Officers first received a call about the incident just after 2:30 p.m. Monday afternoon. A body was then recovered at approximately 3:45 p.m.
Indiana Conservation Officers identified the victim as Autumn McCreery, 32, of Edgewood. Investigators said she was enjoying the day with friends.
They had been drinking when she decided to go swimming. A friend went looking for her when they couldn’t find her, but it was too late.
“Well we usually frequently come up to this park go fishing and swimming and having a good time,” said Terry Hamilton, visiting Cataract Falls from Terre Haute.
Many people enjoyed the beautiful weather Monday by stopping at Cataract Falls only to be turned away. The place was closed for parts of the evening as conservation officers investigated after a woman disappeared in the water.
“I was kind of shocked because it says no swimming,” said Hamilton.
Hamilton has been to Cataract Falls many times before.
He said this tragedy reminds him of his close call with the water.
“About 20 years ago I had a close call me and my dad were out here and I slipped in there, but I managed to get myself back up again and I knew then never to go out there again so I never went out there after that.”
Others like Dristan Langley admit he has gone swimming here before despite the warning signs.
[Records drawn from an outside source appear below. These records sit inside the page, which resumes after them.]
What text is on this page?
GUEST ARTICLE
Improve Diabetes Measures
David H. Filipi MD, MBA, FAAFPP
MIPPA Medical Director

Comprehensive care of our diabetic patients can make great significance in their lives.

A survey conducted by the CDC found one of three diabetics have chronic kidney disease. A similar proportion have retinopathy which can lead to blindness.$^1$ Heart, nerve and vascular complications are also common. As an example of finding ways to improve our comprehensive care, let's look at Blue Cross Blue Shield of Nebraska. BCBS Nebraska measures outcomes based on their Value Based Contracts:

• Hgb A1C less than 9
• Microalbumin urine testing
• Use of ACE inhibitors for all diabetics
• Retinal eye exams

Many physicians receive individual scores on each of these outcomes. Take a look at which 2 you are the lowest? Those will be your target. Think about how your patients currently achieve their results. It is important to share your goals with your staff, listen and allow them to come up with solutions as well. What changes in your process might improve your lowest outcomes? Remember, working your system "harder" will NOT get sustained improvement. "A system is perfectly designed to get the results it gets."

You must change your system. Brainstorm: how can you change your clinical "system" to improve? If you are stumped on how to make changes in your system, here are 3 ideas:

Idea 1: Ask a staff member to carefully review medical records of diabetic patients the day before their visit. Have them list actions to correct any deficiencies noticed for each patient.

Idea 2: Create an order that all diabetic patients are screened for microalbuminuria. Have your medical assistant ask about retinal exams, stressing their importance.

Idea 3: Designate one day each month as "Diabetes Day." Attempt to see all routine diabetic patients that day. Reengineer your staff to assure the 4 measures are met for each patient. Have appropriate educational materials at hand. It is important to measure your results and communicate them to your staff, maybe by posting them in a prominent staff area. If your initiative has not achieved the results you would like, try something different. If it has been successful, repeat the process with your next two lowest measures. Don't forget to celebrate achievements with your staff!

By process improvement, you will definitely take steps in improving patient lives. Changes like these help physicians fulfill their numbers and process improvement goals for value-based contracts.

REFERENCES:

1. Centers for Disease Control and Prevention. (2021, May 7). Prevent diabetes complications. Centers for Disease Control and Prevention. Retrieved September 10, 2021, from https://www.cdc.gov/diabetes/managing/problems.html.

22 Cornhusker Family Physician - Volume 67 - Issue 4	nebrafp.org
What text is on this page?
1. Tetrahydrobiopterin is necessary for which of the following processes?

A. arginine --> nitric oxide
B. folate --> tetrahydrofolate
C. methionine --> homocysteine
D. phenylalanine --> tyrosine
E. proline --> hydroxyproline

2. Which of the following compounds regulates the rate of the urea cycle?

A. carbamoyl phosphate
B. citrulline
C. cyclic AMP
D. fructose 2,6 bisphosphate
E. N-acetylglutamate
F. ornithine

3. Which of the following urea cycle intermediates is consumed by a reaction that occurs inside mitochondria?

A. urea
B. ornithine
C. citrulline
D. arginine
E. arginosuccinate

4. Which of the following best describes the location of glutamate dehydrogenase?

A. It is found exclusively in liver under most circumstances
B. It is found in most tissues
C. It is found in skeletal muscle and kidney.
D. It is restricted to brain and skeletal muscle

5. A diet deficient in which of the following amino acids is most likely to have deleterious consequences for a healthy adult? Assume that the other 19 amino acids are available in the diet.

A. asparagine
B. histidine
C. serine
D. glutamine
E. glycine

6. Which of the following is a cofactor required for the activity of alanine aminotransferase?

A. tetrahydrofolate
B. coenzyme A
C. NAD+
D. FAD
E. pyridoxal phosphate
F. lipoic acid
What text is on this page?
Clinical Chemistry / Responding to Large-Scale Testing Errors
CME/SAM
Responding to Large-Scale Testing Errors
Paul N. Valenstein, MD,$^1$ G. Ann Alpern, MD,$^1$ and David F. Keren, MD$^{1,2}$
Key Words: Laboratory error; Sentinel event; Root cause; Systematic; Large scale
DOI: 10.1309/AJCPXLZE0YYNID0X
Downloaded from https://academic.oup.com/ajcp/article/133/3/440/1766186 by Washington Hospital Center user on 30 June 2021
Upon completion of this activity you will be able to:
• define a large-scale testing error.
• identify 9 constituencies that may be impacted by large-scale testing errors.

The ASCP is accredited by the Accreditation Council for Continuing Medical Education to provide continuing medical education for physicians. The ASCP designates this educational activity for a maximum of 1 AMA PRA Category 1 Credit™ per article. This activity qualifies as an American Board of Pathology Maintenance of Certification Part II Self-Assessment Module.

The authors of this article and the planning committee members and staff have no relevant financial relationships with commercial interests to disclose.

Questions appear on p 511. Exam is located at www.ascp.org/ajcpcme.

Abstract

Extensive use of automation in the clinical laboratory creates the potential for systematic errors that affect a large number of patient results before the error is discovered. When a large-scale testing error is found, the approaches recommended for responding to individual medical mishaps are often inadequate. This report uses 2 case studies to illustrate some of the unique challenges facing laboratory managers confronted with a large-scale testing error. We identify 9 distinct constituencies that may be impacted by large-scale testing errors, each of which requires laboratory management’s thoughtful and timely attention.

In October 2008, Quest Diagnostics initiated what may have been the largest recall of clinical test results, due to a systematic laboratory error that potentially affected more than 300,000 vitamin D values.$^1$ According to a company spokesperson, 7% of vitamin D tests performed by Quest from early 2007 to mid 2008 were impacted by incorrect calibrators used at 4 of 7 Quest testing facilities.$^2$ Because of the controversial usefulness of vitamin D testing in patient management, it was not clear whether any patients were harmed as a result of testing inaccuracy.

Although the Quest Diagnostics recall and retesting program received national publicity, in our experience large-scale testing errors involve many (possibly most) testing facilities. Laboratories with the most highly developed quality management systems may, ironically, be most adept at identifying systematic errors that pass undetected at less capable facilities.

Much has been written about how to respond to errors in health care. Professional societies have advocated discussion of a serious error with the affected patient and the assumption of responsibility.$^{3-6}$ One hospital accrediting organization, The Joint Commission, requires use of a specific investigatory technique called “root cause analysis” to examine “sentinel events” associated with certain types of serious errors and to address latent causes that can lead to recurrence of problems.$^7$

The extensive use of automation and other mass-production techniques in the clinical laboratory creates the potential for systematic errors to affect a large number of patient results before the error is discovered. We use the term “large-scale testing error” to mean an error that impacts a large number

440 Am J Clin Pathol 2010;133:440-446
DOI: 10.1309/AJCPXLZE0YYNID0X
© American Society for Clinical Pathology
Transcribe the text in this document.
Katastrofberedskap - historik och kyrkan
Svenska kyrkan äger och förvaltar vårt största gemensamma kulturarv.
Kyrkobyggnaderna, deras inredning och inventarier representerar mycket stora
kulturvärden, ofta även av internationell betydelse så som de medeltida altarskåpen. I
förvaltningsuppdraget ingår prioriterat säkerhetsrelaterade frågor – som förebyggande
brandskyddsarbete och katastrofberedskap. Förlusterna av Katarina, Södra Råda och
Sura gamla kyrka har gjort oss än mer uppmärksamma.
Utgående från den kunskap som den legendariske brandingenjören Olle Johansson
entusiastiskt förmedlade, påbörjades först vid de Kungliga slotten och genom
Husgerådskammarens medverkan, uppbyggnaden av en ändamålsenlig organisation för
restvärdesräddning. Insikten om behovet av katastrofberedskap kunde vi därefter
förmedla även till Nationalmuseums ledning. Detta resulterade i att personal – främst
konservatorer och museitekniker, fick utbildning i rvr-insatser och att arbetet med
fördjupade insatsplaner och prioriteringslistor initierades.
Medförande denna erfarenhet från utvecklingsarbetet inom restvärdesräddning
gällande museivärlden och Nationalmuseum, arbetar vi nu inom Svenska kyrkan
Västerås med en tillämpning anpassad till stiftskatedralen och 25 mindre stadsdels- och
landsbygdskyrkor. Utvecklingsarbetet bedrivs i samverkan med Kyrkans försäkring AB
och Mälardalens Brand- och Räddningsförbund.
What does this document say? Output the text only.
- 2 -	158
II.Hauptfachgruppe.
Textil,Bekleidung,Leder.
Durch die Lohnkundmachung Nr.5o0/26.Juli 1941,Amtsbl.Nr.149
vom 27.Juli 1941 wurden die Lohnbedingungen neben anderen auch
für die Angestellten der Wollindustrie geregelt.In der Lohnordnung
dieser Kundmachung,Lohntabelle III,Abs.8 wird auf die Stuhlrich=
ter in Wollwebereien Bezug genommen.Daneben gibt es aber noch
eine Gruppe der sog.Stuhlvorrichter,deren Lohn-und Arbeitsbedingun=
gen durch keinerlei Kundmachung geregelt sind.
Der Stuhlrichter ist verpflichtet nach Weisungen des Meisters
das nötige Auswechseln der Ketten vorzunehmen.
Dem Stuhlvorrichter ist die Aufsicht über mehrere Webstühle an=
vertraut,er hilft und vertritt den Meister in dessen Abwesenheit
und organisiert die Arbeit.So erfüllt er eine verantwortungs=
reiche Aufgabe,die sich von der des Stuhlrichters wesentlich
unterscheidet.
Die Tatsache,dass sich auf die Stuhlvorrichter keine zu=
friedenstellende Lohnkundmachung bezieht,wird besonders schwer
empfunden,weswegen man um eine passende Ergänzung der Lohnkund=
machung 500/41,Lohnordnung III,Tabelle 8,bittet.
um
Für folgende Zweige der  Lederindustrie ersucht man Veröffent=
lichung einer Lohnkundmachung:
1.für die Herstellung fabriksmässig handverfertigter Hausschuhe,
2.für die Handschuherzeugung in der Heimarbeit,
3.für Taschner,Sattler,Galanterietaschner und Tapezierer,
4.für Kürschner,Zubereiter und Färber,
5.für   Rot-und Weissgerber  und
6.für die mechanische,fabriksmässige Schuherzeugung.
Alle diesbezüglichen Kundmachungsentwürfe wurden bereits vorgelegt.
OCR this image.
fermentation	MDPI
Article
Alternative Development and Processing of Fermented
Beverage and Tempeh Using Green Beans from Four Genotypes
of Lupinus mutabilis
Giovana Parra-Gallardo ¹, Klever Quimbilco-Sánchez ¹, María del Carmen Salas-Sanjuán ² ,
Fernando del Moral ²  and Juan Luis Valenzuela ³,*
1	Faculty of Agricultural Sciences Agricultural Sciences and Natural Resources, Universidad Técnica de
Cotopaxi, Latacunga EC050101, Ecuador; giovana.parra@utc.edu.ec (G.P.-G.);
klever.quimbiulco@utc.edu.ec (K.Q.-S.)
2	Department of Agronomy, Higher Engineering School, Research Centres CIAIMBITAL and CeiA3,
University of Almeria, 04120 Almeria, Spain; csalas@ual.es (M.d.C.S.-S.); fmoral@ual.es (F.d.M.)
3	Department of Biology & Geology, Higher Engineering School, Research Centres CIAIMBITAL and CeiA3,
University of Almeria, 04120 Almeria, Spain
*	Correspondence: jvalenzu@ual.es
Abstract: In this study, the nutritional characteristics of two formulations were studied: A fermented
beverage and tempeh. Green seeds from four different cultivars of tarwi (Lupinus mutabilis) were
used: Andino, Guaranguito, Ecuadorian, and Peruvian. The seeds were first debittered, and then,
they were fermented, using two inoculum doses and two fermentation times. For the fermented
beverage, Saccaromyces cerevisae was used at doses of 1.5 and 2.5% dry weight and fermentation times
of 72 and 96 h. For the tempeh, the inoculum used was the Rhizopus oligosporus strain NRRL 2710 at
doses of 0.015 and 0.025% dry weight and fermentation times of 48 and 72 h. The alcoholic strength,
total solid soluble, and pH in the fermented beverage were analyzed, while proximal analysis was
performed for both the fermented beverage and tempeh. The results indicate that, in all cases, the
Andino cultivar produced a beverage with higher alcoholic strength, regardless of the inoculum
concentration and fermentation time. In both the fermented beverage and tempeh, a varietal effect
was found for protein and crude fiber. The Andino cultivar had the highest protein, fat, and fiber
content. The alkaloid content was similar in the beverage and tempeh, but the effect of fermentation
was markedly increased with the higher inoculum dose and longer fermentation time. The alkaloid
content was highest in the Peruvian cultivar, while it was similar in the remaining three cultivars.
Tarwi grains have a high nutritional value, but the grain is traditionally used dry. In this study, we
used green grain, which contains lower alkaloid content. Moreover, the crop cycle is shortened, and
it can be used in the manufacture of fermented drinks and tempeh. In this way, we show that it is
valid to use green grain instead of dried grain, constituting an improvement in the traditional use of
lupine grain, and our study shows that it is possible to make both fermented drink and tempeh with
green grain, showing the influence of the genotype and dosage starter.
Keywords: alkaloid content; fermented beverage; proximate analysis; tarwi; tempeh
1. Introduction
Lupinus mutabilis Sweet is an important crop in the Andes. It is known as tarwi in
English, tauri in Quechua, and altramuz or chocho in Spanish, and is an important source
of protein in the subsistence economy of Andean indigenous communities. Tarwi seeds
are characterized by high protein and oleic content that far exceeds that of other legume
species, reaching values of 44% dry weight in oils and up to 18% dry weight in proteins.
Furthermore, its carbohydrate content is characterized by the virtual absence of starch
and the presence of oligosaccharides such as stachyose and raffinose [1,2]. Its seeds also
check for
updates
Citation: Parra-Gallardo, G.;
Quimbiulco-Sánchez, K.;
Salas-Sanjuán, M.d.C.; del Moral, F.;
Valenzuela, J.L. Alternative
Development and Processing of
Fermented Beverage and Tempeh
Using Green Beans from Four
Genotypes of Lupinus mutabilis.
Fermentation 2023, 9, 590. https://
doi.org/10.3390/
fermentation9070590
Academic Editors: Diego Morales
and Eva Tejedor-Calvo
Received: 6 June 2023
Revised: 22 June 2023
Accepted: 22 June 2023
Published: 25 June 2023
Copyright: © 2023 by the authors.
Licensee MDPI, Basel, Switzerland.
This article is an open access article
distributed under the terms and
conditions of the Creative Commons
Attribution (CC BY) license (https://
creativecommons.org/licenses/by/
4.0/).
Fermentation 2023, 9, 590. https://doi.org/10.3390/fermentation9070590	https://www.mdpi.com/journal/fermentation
“No I don’t wear a life jacket because I never thought it was that bad,” said Langley. “But obviously it’s pretty dangerous.”
This was the second such tragedy. A similar investigation also happened more than 80 miles away at White Rock Park in Shelby County.
Investigators said scuba diver recovered the body of a man from the bottom of a limestone quarry.
“After hearing what I heard today,” said Cole Langley, visiting Cataract Falls for the first time, “I’d probably wear a life jacket if I were to get into that water.”
The Indiana Department of Natural Resources is reminding people this summer about water safety. The agency is encouraging people to double-check the signs, wear a life jacket, and to not mix alcohol with activities.
“If you are not a swimmer wear a life jacket or have one right next to you is the best thing you can do or swim in groups not by yourself,” said Travis Stewart, Department of Natural Resources.
An autopsy is scheduled for Tuesday for McCreery.
Investigators believe alcohol may have been involved. They won’t know for sure until they get the toxicology results, which could take several weeks.